Created by software engineer Michael Altfield, the tool, called BusKill, uses a simple USB key and a few lines of code to activate your laptop's lockdown process, or, in an emergency, a full disk wipe.

He outlines the DIY hack on his website.

"Let's consider a scenario: You're at a public location (let's say a cafe) while necessarily authenticated into some super important service (let's say online banking). But what if – after you've carefully authenticated – someone snatch-and-runs with your laptop?" wrote Atfield. "Maybe you can call your bank to freeze your accounts before they've done significant financial harm. Maybe you can't."

Replace "bank" with "decentralized exchange" in this scenario and you get a general idea of this tool's value.

The system works by watching your USB ports for a certain brand of USB key.
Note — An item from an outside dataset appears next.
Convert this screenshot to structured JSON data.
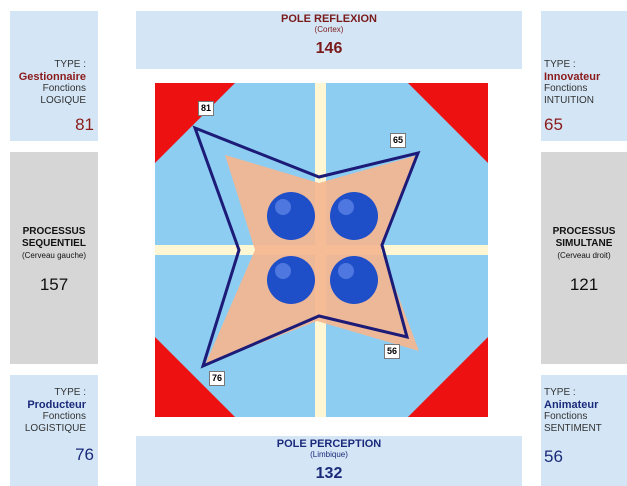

Atfield uses a magnetic breakaway cable that would disconnect if someone pulled the laptop away from him and then wrote some simple code that works on Linux or Mac OS to trigger an action when the USB key suddenly disappears. In other words, when the cable is yanked away, the computer will lock itself down.

A magnetic USB cable. (Image via Amazon)
A magnetic USB cable. (Image via Amazon)

There are a few situations on which this sort of opsec could come in handy: Remember, the Silk Road's Ross Ulbricht's laptop was yanked away from him as he was arrested, allowing agents access the device. Further, we can imagine far less controlled situations in which someone drags your laptop off a cafe table and runs off into a crowd.

Ultimately, a little opsec like this might suggest paranoia, but, as William S. Burroughs said, "Sometimes paranoia's just having all the facts."